Branchen und Unternehmen:

 

Teillösung der Lokführer mit der DB in Aussicht
Laut der Lokführergewerkschaft GDL will die Deutsche Bahn (DB) eine der fünf Hauptforderungen der Gewerkschaft in den Tarifverhandlungen akzeptieren und einen Rahmentarifvertrag mit den Lokführern abschließen. Bislang hatte die DB als Bedingung für den so genannten „Bundesrahmen-Lokomotivführertarifvertrag“ verlangt, dass zuerst mindestens 50% der Privatbahnen den Vertrag unterzeichnen. Damit stehen GDL und DB vor einer Teillösung. Die GDL erklärte daraufhin, zunächst weiterhin auf Streiks bei der DB zu verzichten. Am weitesten liegen sowieso die Positionen der GDL und der Privatbahnen auseinander. Die GDL fordert in ihrem Rahmentarifvertrag eine einheitliche Bezahlung aller 26.000 Lokführer mit 105% des derzeitigen DB-Niveaus. Die sechs großen Privatbahnen liegen um bis zu 30% darunter. 

 

Japanische Autoindustrie noch bis zum Wochenende stillgelegt
Aufgrund der Schäden durch das verheerende Erdbeben in Japan und des anschließenden Strommangels aufgrund der Atomkatastrophe, ruht die Produktion bei den Autobauern Toyota und Honda weiter. Honda verlängerte seinen Produktionsstopp bis Sonntag, weil die Zulieferung wichtiger Bauteile weiterhin stockt. Beim Weltmarktführer Toyota bleiben die japanischen Werke noch mindestens bis Samstag geschlossen. Auch außerhalb Japans spüren die Autobauer bereits Zulieferschwierigkeiten bei speziellen Komponenten, meist in der Elektronik. GM hat ein US-Werk und Opel ein deutsches (Eisenach) und ein spanisches Werk wegen Nachschubmangels bei Zulieferern vorübergehend stillgelegt.

 

Hapag-Lloyd verschiebt wegen Japan Börsengang
Aufgrund der Verunsicherungen an den Börsen aufgrund der Katastrophe in Japan und der unsicheren Lage in Libyen hat die Reederei Hapag-Lloyd, weltweit die Nummer fünf unter den Containerreedereien, ihren Börsengang verschoben. Die ehemalige Hapag-Lloyd-Mutter TUI will mit dem Börsengang weitgehend aus ihrer Beteiligung zurückziehen.
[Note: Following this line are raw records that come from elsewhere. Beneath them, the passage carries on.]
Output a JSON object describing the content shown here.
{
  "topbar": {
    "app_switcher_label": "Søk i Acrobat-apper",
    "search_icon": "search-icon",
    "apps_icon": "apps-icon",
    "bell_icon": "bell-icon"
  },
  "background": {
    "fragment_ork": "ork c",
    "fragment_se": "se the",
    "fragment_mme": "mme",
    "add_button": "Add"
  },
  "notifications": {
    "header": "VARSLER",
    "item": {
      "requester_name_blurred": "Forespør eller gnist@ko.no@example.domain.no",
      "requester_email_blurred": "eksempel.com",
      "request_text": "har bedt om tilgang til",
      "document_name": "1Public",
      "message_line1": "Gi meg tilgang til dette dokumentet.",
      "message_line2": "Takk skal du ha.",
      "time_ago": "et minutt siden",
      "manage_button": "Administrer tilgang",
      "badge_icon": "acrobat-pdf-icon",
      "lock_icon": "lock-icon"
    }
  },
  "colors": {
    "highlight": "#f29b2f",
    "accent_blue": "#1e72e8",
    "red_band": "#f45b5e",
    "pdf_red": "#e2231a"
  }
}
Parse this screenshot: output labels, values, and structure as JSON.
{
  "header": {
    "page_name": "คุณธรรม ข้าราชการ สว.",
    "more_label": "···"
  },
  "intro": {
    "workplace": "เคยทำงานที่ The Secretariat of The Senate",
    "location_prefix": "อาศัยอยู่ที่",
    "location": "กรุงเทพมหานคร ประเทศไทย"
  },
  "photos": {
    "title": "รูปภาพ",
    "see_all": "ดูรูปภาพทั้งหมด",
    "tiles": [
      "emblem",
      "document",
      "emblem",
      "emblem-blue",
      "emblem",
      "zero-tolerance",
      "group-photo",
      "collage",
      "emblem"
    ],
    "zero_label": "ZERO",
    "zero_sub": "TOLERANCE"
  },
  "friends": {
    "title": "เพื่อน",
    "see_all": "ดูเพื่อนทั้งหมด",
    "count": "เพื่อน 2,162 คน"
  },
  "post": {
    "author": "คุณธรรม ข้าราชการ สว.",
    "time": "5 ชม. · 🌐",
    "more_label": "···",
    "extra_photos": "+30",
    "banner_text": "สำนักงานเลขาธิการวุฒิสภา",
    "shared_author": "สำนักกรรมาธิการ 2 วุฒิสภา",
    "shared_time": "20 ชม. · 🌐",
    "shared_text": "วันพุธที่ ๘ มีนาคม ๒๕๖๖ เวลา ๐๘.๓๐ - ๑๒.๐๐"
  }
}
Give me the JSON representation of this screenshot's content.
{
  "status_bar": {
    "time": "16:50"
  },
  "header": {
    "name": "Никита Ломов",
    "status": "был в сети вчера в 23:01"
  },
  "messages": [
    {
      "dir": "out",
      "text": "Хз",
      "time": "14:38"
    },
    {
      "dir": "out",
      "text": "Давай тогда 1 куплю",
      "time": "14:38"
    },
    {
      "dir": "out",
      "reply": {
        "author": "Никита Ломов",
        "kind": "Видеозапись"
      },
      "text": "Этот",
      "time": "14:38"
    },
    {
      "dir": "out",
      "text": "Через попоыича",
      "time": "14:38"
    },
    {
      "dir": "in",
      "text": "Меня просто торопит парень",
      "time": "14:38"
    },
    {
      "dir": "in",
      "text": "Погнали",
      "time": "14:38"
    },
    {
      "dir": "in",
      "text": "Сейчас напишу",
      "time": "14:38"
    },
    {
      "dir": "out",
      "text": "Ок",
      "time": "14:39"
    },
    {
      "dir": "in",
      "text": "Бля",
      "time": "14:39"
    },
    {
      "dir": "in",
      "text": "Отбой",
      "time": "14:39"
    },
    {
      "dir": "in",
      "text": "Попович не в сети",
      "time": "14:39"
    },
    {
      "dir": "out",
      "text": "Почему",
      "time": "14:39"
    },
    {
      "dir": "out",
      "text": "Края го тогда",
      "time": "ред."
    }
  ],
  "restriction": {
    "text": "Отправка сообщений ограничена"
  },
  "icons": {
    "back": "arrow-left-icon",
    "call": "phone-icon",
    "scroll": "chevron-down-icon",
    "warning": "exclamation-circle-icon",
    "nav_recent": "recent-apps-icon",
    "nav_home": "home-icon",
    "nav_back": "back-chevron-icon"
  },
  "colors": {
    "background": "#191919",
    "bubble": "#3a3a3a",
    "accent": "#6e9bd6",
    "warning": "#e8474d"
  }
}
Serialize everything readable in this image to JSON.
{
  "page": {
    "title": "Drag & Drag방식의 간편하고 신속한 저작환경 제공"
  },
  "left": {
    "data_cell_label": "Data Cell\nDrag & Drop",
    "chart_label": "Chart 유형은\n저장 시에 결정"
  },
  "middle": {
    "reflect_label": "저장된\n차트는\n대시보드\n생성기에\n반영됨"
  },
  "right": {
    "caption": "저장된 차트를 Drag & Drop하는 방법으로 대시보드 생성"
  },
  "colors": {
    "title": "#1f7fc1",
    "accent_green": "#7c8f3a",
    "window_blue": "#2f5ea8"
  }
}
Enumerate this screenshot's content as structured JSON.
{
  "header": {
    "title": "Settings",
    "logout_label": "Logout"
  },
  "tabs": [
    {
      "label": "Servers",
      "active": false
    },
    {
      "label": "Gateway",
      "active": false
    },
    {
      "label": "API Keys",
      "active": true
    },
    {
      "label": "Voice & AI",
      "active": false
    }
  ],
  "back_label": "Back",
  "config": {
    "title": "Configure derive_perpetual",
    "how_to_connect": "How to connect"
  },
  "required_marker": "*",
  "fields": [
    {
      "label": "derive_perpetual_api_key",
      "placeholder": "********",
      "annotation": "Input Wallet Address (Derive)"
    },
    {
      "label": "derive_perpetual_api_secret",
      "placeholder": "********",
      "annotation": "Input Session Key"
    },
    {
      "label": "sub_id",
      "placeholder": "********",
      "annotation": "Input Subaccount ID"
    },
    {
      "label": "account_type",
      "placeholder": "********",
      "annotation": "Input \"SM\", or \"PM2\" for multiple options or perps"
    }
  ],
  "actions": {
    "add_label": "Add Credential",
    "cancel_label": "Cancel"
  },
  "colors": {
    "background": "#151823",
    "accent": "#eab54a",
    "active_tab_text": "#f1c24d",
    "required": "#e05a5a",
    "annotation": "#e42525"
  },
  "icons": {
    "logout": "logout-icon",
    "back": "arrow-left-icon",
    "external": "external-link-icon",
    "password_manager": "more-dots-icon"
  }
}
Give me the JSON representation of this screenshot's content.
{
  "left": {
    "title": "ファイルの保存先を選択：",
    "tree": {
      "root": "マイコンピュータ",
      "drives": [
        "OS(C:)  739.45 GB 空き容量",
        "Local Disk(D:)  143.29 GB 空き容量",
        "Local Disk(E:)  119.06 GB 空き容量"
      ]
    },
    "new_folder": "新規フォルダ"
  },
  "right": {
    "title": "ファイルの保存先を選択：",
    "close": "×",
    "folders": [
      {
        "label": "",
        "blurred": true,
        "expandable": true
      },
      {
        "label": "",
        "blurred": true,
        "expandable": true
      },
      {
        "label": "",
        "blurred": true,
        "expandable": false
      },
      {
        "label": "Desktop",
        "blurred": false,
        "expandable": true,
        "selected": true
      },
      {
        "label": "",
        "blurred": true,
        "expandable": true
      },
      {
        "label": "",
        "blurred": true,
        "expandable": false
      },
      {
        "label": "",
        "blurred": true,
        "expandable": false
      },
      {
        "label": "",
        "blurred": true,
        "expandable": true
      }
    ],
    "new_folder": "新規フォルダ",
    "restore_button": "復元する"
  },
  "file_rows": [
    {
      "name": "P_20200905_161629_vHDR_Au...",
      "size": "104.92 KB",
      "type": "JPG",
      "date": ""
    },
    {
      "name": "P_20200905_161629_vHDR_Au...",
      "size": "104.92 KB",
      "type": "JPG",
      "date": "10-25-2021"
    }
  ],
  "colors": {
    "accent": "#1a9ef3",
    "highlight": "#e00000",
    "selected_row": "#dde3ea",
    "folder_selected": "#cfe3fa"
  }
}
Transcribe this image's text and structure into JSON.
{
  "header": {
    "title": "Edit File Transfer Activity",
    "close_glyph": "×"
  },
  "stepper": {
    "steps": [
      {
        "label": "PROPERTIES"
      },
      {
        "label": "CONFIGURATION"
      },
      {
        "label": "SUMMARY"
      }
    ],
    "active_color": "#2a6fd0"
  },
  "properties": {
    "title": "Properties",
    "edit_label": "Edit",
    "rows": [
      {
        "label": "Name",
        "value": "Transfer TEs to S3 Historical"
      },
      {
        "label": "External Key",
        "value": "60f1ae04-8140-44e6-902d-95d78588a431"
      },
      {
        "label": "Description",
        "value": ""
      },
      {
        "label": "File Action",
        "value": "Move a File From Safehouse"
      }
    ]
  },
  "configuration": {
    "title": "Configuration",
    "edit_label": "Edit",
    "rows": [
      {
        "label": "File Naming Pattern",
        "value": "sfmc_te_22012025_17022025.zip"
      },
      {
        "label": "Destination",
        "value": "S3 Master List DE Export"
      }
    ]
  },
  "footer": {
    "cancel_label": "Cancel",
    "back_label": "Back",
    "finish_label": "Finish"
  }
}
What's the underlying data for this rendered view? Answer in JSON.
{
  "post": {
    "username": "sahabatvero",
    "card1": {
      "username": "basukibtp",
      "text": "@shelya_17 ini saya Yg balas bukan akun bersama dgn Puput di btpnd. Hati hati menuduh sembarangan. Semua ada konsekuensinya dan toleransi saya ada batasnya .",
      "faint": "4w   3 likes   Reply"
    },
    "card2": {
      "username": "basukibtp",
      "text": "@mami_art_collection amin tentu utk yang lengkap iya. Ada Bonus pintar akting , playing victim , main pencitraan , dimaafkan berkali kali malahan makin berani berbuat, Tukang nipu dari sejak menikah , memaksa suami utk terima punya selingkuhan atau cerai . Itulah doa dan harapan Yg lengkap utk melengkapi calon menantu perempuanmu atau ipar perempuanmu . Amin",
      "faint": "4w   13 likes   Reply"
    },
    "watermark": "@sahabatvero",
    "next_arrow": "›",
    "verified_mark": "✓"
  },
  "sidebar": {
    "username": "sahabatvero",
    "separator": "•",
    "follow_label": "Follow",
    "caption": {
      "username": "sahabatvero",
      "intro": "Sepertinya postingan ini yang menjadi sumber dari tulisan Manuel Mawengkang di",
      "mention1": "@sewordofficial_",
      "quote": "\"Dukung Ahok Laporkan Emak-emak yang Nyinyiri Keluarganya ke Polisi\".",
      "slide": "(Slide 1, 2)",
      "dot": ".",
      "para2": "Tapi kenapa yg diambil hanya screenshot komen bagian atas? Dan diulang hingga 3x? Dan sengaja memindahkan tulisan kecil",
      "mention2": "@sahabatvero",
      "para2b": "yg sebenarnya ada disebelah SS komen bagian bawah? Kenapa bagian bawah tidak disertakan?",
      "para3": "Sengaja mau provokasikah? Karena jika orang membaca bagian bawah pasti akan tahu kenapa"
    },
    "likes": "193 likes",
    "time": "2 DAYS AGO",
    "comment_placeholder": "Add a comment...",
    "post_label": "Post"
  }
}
Größter Eigner mit über 50% ist derzeit das Konsortium Albert Ballin, bestehend aus der Stadt Hamburg, dem Logistikunternehmer Klaus-Michael Kühne (Kühne + Nagel) und mehreren Finanzunternehmen.

 

Adidas steigt zu 100% auf nachhaltige Baumwolle um
Corporate Social Responsibility (CSR), die Unternehmerische Sozialverantwortung, steht für den freiwilligen Beitrag der Wirtschaft zu einer nachhaltigen Entwicklung. Dies gibt auch der Marke ein schärferes Profil und stärkt die Bindung zum verantwortungsbewussten Verbraucher. Nun hat Adidas, mit 12 Mrd. Euro Umsatz in 2010 die Nummer zwei der Sportartikel-Hersteller nach Nike,
angekündigt, bis 2018 möglichst schnell komplett zu 100% auf nachhaltig angebaute Baumwolle, so genannte "Better Cotton", umzustellen. Kennzeichen dieser Baumwolle ist ein geringerer Wasserverbrauch auf den Baumwollfeldern und ein geringerer Einsatz von Schädlingsbekämpfungsmitteln.